Osisko had to talk Bay St. into a $1 billion financing for the big move and mine construction in the remote Quebec town amid a severe market downturn.
Malartic is located in the storied Abitibi gold-mining region that runs along the Ontario-Quebec border and was historically an underground mining camp. Osisko scooped up its first land parcel for the Malartic property for the rock-bottom price of $85,000 from Quebec bankruptcy liquidators in 2005.
Osisko’s geoscientists suspected there was a different geology than what had previously been found in the area, and that would be a launching pad for the next generation of gold mines there.
“We started with the thesis that the historical, geological interpretation of the region was very different from what had traditionally been applied there,” says Roosen.
“To have low-grade, bulk tonnage of this homogenous generation in this camp had never been documented before,” he says, noting there were plenty of naysayers when they originally went in.
By the time Osisko drilled the first hole in March 2005, Malartic was a dying town where unemployment was so high even the local Tim Horton’s had to shut down. The Domtar saw mill was about to close and when it did, it took more than half the town’s struggling businesses with it.
Roosen and his associates went door-to-door looking for support for the project and managed to get a majority of residents on board after extensive public consultations. There was one lone holdout — a man whose property was recently expropriated by court order.
The rest eventually made financial settlements minus legal battles, with offers well above market value and with the creation of a more modern neighbourhood, 1.5 kilometres from the old one, that included a new elementary school, daycare and community centre and playground.
“We physically picked up 142 houses and moved them. The biggest house we moved was a 4,000-square-footer. It was a very interesting process,” says Roosen.
While building the mining camp and raising capital, Osisko also built dozens of new houses in the $160 million relocation project.

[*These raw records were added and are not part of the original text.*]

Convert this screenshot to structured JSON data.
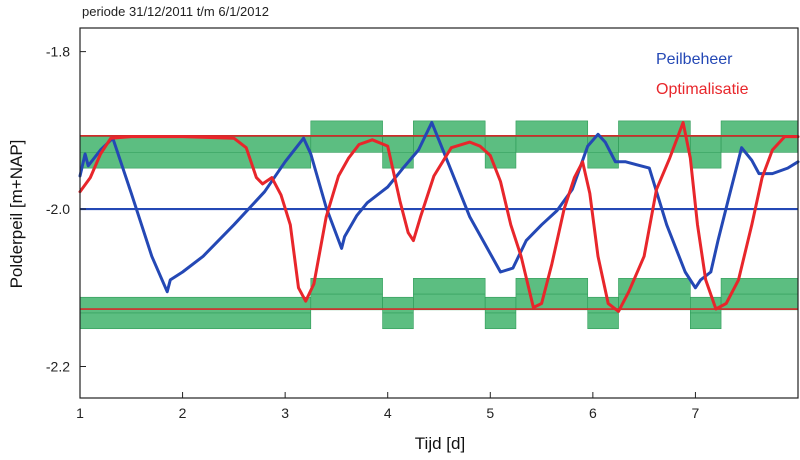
{
  "chart_data": {
    "type": "line",
    "subtitle": "periode 31/12/2011 t/m 6/1/2012",
    "xlabel": "Tijd [d]",
    "ylabel": "Polderpeil [m+NAP]",
    "xlim": [
      1,
      8
    ],
    "ylim": [
      -2.24,
      -1.77
    ],
    "x_ticks": [
      "1",
      "2",
      "3",
      "4",
      "5",
      "6",
      "7"
    ],
    "x_tick_values": [
      1,
      2,
      3,
      4,
      5,
      6,
      7
    ],
    "y_ticks": [
      "-1.8",
      "-2.0",
      "-2.2"
    ],
    "y_tick_values": [
      -1.8,
      -2.0,
      -2.2
    ],
    "grid": false,
    "legend_position": "top-right",
    "colors": {
      "peilbeheer": "#2448b5",
      "optimalisatie": "#e8262b",
      "band": "#3fb36b",
      "limit": "#d42a2a"
    },
    "reference_lines": [
      {
        "y": -1.907,
        "color": "#d42a2a"
      },
      {
        "y": -2.0,
        "color": "#2448b5"
      },
      {
        "y": -2.127,
        "color": "#d42a2a"
      }
    ],
    "bands": [
      {
        "x0": 1.0,
        "x1": 3.25,
        "y_lo": -1.948,
        "y_hi": -1.908
      },
      {
        "x0": 3.25,
        "x1": 3.95,
        "y_lo": -1.928,
        "y_hi": -1.888
      },
      {
        "x0": 3.95,
        "x1": 4.25,
        "y_lo": -1.948,
        "y_hi": -1.908
      },
      {
        "x0": 4.25,
        "x1": 4.95,
        "y_lo": -1.928,
        "y_hi": -1.888
      },
      {
        "x0": 4.95,
        "x1": 5.25,
        "y_lo": -1.948,
        "y_hi": -1.908
      },
      {
        "x0": 5.25,
        "x1": 5.95,
        "y_lo": -1.928,
        "y_hi": -1.888
      },
      {
        "x0": 5.95,
        "x1": 6.25,
        "y_lo": -1.948,
        "y_hi": -1.908
      },
      {
        "x0": 6.25,
        "x1": 6.95,
        "y_lo": -1.928,
        "y_hi": -1.888
      },
      {
        "x0": 6.95,
        "x1": 7.25,
        "y_lo": -1.948,
        "y_hi": -1.908
      },
      {
        "x0": 7.25,
        "x1": 8.0,
        "y_lo": -1.928,
        "y_hi": -1.888
      },
      {
        "x0": 1.0,
        "x1": 3.25,
        "y_lo": -2.152,
        "y_hi": -2.112
      },
      {
        "x0": 3.25,
        "x1": 3.95,
        "y_lo": -2.128,
        "y_hi": -2.088
      },
      {
        "x0": 3.95,
        "x1": 4.25,
        "y_lo": -2.152,
        "y_hi": -2.112
      },
      {
        "x0": 4.25,
        "x1": 4.95,
        "y_lo": -2.128,
        "y_hi": -2.088
      },
      {
        "x0": 4.95,
        "x1": 5.25,
        "y_lo": -2.152,
        "y_hi": -2.112
      },
      {
        "x0": 5.25,
        "x1": 5.95,
        "y_lo": -2.128,
        "y_hi": -2.088
      },
      {
        "x0": 5.95,
        "x1": 6.25,
        "y_lo": -2.152,
        "y_hi": -2.112
      },
      {
        "x0": 6.25,
        "x1": 6.95,
        "y_lo": -2.128,
        "y_hi": -2.088
      },
      {
        "x0": 6.95,
        "x1": 7.25,
        "y_lo": -2.152,
        "y_hi": -2.112
      },
      {
        "x0": 7.25,
        "x1": 8.0,
        "y_lo": -2.128,
        "y_hi": -2.088
      }
    ],
    "series": [
      {
        "name": "Peilbeheer",
        "color": "#2448b5",
        "points": [
          [
            1.0,
            -1.958
          ],
          [
            1.05,
            -1.93
          ],
          [
            1.08,
            -1.945
          ],
          [
            1.2,
            -1.925
          ],
          [
            1.32,
            -1.91
          ],
          [
            1.5,
            -1.98
          ],
          [
            1.7,
            -2.06
          ],
          [
            1.85,
            -2.105
          ],
          [
            1.88,
            -2.09
          ],
          [
            2.0,
            -2.08
          ],
          [
            2.2,
            -2.06
          ],
          [
            2.5,
            -2.02
          ],
          [
            2.8,
            -1.978
          ],
          [
            3.0,
            -1.94
          ],
          [
            3.18,
            -1.91
          ],
          [
            3.25,
            -1.93
          ],
          [
            3.4,
            -1.998
          ],
          [
            3.55,
            -2.05
          ],
          [
            3.58,
            -2.035
          ],
          [
            3.7,
            -2.008
          ],
          [
            3.8,
            -1.992
          ],
          [
            4.0,
            -1.972
          ],
          [
            4.15,
            -1.948
          ],
          [
            4.3,
            -1.925
          ],
          [
            4.43,
            -1.89
          ],
          [
            4.6,
            -1.945
          ],
          [
            4.8,
            -2.01
          ],
          [
            4.95,
            -2.045
          ],
          [
            5.1,
            -2.08
          ],
          [
            5.22,
            -2.075
          ],
          [
            5.35,
            -2.04
          ],
          [
            5.5,
            -2.02
          ],
          [
            5.65,
            -2.002
          ],
          [
            5.8,
            -1.975
          ],
          [
            5.95,
            -1.92
          ],
          [
            6.05,
            -1.905
          ],
          [
            6.12,
            -1.915
          ],
          [
            6.22,
            -1.94
          ],
          [
            6.32,
            -1.94
          ],
          [
            6.55,
            -1.948
          ],
          [
            6.72,
            -2.02
          ],
          [
            6.9,
            -2.08
          ],
          [
            7.0,
            -2.1
          ],
          [
            7.05,
            -2.09
          ],
          [
            7.15,
            -2.08
          ],
          [
            7.22,
            -2.04
          ],
          [
            7.32,
            -1.988
          ],
          [
            7.45,
            -1.922
          ],
          [
            7.55,
            -1.938
          ],
          [
            7.62,
            -1.955
          ],
          [
            7.75,
            -1.955
          ],
          [
            7.9,
            -1.948
          ],
          [
            8.0,
            -1.94
          ]
        ]
      },
      {
        "name": "Optimalisatie",
        "color": "#e8262b",
        "points": [
          [
            1.0,
            -1.978
          ],
          [
            1.1,
            -1.96
          ],
          [
            1.2,
            -1.93
          ],
          [
            1.3,
            -1.91
          ],
          [
            1.5,
            -1.908
          ],
          [
            2.0,
            -1.908
          ],
          [
            2.5,
            -1.91
          ],
          [
            2.62,
            -1.922
          ],
          [
            2.72,
            -1.96
          ],
          [
            2.78,
            -1.968
          ],
          [
            2.87,
            -1.96
          ],
          [
            2.96,
            -1.982
          ],
          [
            3.05,
            -2.02
          ],
          [
            3.13,
            -2.1
          ],
          [
            3.2,
            -2.117
          ],
          [
            3.28,
            -2.095
          ],
          [
            3.4,
            -2.01
          ],
          [
            3.52,
            -1.958
          ],
          [
            3.62,
            -1.935
          ],
          [
            3.72,
            -1.918
          ],
          [
            3.85,
            -1.912
          ],
          [
            4.0,
            -1.92
          ],
          [
            4.12,
            -1.99
          ],
          [
            4.2,
            -2.03
          ],
          [
            4.25,
            -2.04
          ],
          [
            4.32,
            -2.01
          ],
          [
            4.45,
            -1.958
          ],
          [
            4.62,
            -1.922
          ],
          [
            4.8,
            -1.915
          ],
          [
            4.9,
            -1.92
          ],
          [
            5.0,
            -1.932
          ],
          [
            5.1,
            -1.965
          ],
          [
            5.2,
            -2.02
          ],
          [
            5.3,
            -2.06
          ],
          [
            5.42,
            -2.125
          ],
          [
            5.5,
            -2.12
          ],
          [
            5.6,
            -2.07
          ],
          [
            5.72,
            -2.0
          ],
          [
            5.82,
            -1.96
          ],
          [
            5.9,
            -1.94
          ],
          [
            5.97,
            -1.98
          ],
          [
            6.05,
            -2.06
          ],
          [
            6.15,
            -2.12
          ],
          [
            6.25,
            -2.13
          ],
          [
            6.35,
            -2.105
          ],
          [
            6.5,
            -2.06
          ],
          [
            6.62,
            -1.975
          ],
          [
            6.75,
            -1.935
          ],
          [
            6.88,
            -1.89
          ],
          [
            6.95,
            -1.935
          ],
          [
            7.02,
            -2.02
          ],
          [
            7.1,
            -2.09
          ],
          [
            7.2,
            -2.127
          ],
          [
            7.3,
            -2.12
          ],
          [
            7.42,
            -2.09
          ],
          [
            7.55,
            -2.02
          ],
          [
            7.65,
            -1.96
          ],
          [
            7.75,
            -1.925
          ],
          [
            7.87,
            -1.908
          ],
          [
            8.0,
            -1.908
          ]
        ]
      }
    ]
  }
}
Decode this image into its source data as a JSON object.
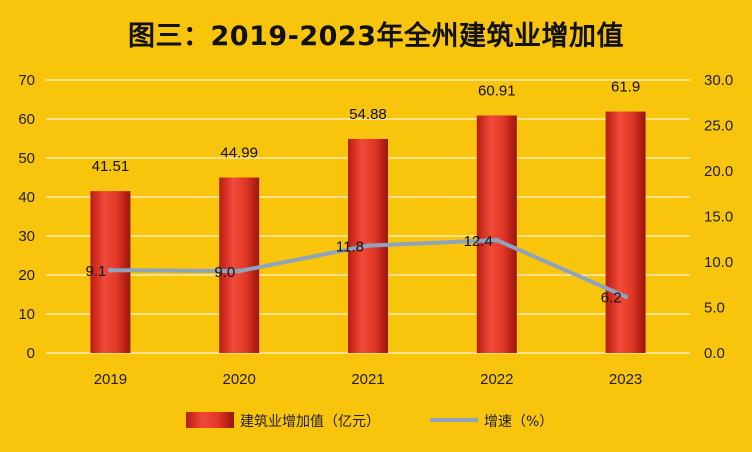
{
  "chart_data": {
    "type": "bar",
    "title": "图三：2019-2023年全州建筑业增加值",
    "categories": [
      "2019",
      "2020",
      "2021",
      "2022",
      "2023"
    ],
    "series": [
      {
        "name": "建筑业增加值（亿元）",
        "type": "bar",
        "axis": "left",
        "values": [
          41.51,
          44.99,
          54.88,
          60.91,
          61.9
        ],
        "labels": [
          "41.51",
          "44.99",
          "54.88",
          "60.91",
          "61.9"
        ],
        "color": "#e53a2a"
      },
      {
        "name": "增速（%）",
        "type": "line",
        "axis": "right",
        "values": [
          9.1,
          9.0,
          11.8,
          12.4,
          6.2
        ],
        "labels": [
          "9.1",
          "9.0",
          "11.8",
          "12.4",
          "6.2"
        ],
        "color": "#8ea4bc"
      }
    ],
    "y_left": {
      "range": [
        0,
        70
      ],
      "ticks": [
        "0",
        "10",
        "20",
        "30",
        "40",
        "50",
        "60",
        "70"
      ]
    },
    "y_right": {
      "range": [
        0,
        30
      ],
      "ticks": [
        "0.0",
        "5.0",
        "10.0",
        "15.0",
        "20.0",
        "25.0",
        "30.0"
      ]
    },
    "grid": true,
    "legend_position": "bottom",
    "background": "#f8c40c"
  }
}
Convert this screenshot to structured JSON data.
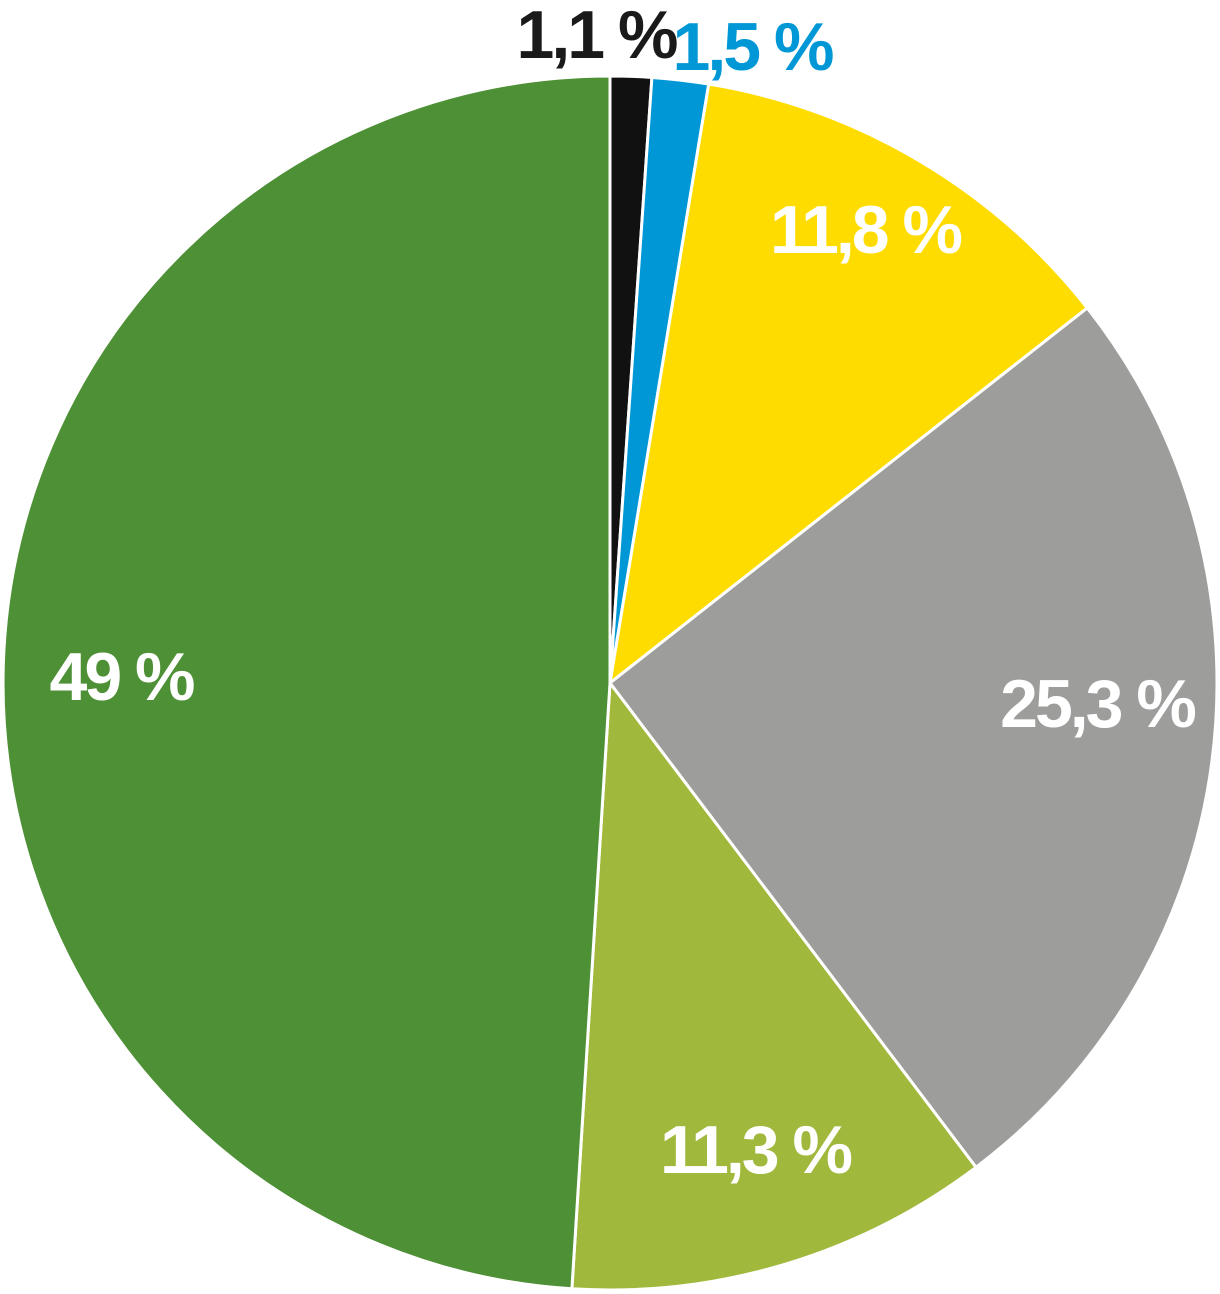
{
  "chart_data": {
    "type": "pie",
    "title": "",
    "start_angle_deg": 0,
    "direction": "clockwise",
    "slices": [
      {
        "value": 1.1,
        "label": "1,1 %",
        "color": "#111111",
        "label_color": "#1a1a1a"
      },
      {
        "value": 1.5,
        "label": "1,5 %",
        "color": "#0097d6",
        "label_color": "#0097d6"
      },
      {
        "value": 11.8,
        "label": "11,8 %",
        "color": "#ffdc00",
        "label_color": "#ffffff"
      },
      {
        "value": 25.3,
        "label": "25,3 %",
        "color": "#9d9d9b",
        "label_color": "#ffffff"
      },
      {
        "value": 11.3,
        "label": "11,3 %",
        "color": "#a0b83b",
        "label_color": "#ffffff"
      },
      {
        "value": 49,
        "label": "49 %",
        "color": "#4e9036",
        "label_color": "#ffffff"
      }
    ],
    "separator_color": "#ffffff"
  }
}
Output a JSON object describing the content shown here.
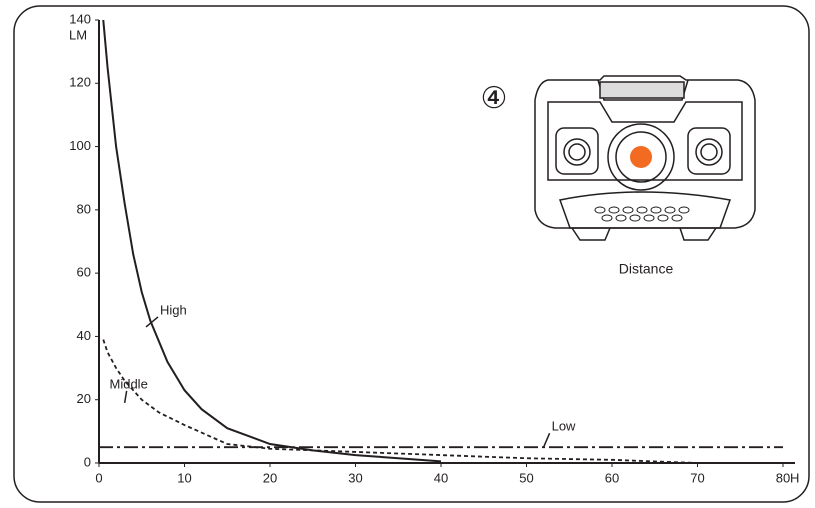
{
  "chart_data": {
    "type": "line",
    "x_label": "H",
    "y_label": "LM",
    "xlim": [
      0,
      80
    ],
    "xticks": [
      0,
      10,
      20,
      30,
      40,
      50,
      60,
      70,
      80
    ],
    "ylim": [
      0,
      140
    ],
    "yticks": [
      0,
      20,
      40,
      60,
      80,
      100,
      120,
      140
    ],
    "series": [
      {
        "name": "High",
        "color": "#231f20",
        "line_style": "solid",
        "x": [
          0.5,
          1,
          2,
          3,
          4,
          5,
          6,
          8,
          10,
          12,
          15,
          20,
          25,
          30,
          35,
          40
        ],
        "values": [
          140,
          125,
          100,
          82,
          66,
          54,
          45,
          32,
          23,
          17,
          11,
          6,
          4,
          2.5,
          1.5,
          0.5
        ]
      },
      {
        "name": "Middle",
        "color": "#231f20",
        "line_style": "dashed",
        "x": [
          0.5,
          1,
          2,
          3,
          5,
          7,
          10,
          15,
          20,
          30,
          40,
          50,
          60,
          70
        ],
        "values": [
          39,
          35,
          30,
          26,
          20,
          16,
          12,
          6,
          4.5,
          3.5,
          2.5,
          1.5,
          1,
          0
        ]
      },
      {
        "name": "Low",
        "color": "#231f20",
        "line_style": "dashdot",
        "x": [
          0,
          80
        ],
        "values": [
          5,
          5
        ]
      }
    ],
    "inset": {
      "marker": "④",
      "caption": "Distance",
      "lamp_color": "#f26b21"
    }
  }
}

At first, Osisko couldn’t get much traction in financial markets.
“The thought was the grade was too low (to be economic), that we would never move the town, that we would never get a permit, and that this was a very contrarian geological concept,” recalls Roosen.
But once he hired eight top guns in mine development from former gold miner Cambior in 2007, Roosen says, “we had a realistic shot at building this mine ourselves. It’s hard to convince the market that you can build these things, so you need credible people on board before investors are going to give you a billion dollars.”
The very determined group of veteran mining engineers and geologists was able to pull off the rare feat of seeing the project through from discovery to production. Usually a large, established producer with deep pockets takes over from a junior firm and assumes the huge expense of building the mine once the discovery and exploration work are done.
“You usually drill it off and put on the proverbial lipstick and high heels” to attract top dollar from the seniors, jokes Roosen.
“But I always knew if we didn’t build it ourselves we wouldn’t get paid for it properly. My view was that we could manage the risk of the relocation of the town better than anyone else because we were a single asset company and it was the only thing we had to do,” he explains.
And in a testament to just how aggressive the Osisko team is, the company managed to get the job done “bumper to bumper” in just six years — roughly five years faster than it normally takes to open a gold mine.
Roosen also credits the fact that the project is located in Quebec, which is renowned as one of the most mining-friendly jurisdictions in the world.
Over the last decade, gold miners have quite literally gone to great lengths to find the scarce precious metal in far-flung and politically troubled locales such as Tanzania and Kazakhstan. But they’re starting to look again in their own backyard for prospective deposits.
“Gold is having a bit of a resurgence in Canada,” says gold mining analyst Don Blyth of Paradigm Capital Inc. in Toronto.